Não adianta você querer uma zebra sem listras, se ela não tiver listras, ela deixará de ser zebra. Não adianta desejar um leão sem juba, ao perder sua juba, o leão deixa de ser leão. Da mesma maneira, nossa vida é repleta de coisas já estabelecidas, e lutar contra elas é um grande passo a caminho da loucura e da insanidade. E é este um dos grande males que nossa civilização parece estar sofrendo.

O homem medieval buscava melhorar a vida, mas com um enorme respeito às coisas como elas são em seu sentido concreto, já o homem moderno zomba da realidade com extrema arrogância, colocando seus desejos e seu ego no topo das prioridades. O homem medieval era movido pela piedade, o homem moderno é movido pelo apetite.

Basta olhar ao redor e perceberemos que nosso mundo está movido por uma busca insaciável de atender a desejos de um lado, e uma insanidade irrefreável do outro, sendo esta campanha permanente de relativizar a realidade uma das principais causas da desordem interna que empurra as massas para o precipício. Em outras palavras: o que era apenas um convite para "pensar fora da caixa" se tornou um dos maiores dogmas desta nova religião da loucura e do caos metafísico.

Desconstruir, problematizar, quebrar paradigmas, parece que ninguém mais pode sentar em uma praça em paz e apreciar as coisas como elas são. Ver os velhos tagarelando, os vendedores anunciando suas ofertas, os apressados correndo, os mendigos pedindo esmolas. Nossos jovens estão sendo treinandos para fazerem análises sociológicas profundas das coisas mais banais, e muito comumente eles só reproduzem um monte de clichês e jargões marxistas para justificar algum remédio político que ouviram de um professor ou algum formador de opinião na internet. 

Compreender o mundo como ele é, ao invés de ficar se debatendo contra a realidade, é um dos principais caminhos que levam à sabedoria, assim como a uma vida mais feliz e perene. Revoltar-se contra tudo é abrir os portões a um verdadeiro inferno existencial, alimentando o monstro da insatisfação e cavando a própria cova da inteligência. O sábio não vive de revoltas e utopias, mas de um imenso entendimento de como as coisas funcionam, além de um permanente encantamento com tudo que seus olhos veem, como se os atributos aparentemente mais irrelevantes da existência fossem verdadeiros milagres. 

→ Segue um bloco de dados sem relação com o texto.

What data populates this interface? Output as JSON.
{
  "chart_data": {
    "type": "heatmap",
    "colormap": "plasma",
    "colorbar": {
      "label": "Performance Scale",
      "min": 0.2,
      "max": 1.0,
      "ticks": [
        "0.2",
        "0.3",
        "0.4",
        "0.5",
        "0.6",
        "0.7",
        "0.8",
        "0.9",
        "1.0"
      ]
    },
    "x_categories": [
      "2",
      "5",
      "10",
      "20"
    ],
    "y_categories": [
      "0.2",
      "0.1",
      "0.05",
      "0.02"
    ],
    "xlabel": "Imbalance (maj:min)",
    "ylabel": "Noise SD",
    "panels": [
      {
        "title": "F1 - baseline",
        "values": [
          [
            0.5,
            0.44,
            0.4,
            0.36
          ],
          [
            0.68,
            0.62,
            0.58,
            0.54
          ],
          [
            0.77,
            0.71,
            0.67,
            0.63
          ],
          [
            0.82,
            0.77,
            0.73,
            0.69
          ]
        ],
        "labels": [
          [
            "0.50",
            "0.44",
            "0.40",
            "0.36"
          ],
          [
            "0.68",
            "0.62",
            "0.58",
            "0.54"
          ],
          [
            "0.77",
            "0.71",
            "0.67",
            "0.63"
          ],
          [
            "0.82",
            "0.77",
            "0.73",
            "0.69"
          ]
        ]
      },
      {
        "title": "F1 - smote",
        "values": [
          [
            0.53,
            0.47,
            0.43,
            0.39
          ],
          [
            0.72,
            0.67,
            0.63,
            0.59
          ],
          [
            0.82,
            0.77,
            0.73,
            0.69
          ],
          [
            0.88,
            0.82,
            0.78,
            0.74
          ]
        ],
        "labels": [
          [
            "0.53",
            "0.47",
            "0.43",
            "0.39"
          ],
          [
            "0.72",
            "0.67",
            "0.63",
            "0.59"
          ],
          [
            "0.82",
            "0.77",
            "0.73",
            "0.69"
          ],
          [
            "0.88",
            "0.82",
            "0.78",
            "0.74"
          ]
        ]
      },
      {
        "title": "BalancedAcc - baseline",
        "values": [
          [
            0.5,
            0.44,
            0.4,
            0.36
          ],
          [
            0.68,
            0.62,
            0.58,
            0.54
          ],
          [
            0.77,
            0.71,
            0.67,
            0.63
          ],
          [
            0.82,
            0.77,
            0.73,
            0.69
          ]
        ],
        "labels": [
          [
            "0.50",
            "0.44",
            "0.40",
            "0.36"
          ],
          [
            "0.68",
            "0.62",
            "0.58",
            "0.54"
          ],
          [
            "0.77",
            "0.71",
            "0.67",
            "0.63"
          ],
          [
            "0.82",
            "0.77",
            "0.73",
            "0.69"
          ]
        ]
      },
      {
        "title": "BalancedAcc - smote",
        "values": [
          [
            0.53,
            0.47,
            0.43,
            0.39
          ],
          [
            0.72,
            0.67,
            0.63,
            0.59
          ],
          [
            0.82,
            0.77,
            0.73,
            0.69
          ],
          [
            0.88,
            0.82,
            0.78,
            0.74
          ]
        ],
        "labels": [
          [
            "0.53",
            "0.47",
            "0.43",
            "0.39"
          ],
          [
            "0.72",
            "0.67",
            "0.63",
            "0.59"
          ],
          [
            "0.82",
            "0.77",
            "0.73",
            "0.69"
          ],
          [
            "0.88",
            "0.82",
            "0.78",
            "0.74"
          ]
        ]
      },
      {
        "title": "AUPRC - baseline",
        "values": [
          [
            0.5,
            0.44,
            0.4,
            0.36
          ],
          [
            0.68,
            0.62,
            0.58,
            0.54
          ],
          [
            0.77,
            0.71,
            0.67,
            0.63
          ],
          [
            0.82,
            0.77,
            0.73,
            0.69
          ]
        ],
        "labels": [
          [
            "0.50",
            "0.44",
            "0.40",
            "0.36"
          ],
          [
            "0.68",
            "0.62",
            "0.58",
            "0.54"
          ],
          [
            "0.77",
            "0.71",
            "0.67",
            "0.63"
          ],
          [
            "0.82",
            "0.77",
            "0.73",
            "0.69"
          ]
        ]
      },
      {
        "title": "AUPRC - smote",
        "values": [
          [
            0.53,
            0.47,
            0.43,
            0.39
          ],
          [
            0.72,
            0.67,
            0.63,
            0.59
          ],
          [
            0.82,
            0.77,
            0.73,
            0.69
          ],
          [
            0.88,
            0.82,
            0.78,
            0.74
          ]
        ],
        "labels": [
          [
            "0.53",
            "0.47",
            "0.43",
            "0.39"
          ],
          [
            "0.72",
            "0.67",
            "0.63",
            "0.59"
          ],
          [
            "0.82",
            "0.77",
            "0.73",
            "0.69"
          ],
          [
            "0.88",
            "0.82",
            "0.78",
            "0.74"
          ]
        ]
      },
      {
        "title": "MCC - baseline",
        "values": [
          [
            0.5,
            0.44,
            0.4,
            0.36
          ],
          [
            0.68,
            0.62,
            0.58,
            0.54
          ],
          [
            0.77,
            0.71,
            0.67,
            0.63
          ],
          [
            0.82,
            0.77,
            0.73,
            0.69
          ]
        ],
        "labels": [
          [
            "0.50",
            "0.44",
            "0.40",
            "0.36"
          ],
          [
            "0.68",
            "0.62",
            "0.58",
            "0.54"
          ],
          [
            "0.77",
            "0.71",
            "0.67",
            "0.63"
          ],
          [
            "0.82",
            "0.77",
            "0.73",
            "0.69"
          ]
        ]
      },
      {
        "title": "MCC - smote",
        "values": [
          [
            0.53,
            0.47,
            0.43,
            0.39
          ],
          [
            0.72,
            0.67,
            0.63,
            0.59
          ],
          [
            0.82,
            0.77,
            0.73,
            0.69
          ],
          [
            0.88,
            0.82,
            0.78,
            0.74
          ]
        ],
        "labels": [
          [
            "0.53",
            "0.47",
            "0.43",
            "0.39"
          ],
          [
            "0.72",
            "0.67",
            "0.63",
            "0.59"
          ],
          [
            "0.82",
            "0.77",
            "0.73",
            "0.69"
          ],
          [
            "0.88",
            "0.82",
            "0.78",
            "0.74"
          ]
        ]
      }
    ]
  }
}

Abrir tanto a cabeça ou ficar questionando o impossível não lhe levará a um lugar muito mais interessante que esta fantástica aventura onde você já se encontra: a aventura da vida comum, a inigualável experiência de ser mais um. Somos muitos, mas cada um de nós é um milagre, assim como cada contorno que nos é imposto. Nosso tempo é curto, para quê desperdiçá-lo com excentricidades? Amemos as coisas como elas são. Voltarei lá no grafite para apagar a frase "o impossível é uma questão de opinião" e escrever: "o impossível é impossível e pronto". Desculpe se frustrei sua poesia, mas acho que vai ser melhor para você.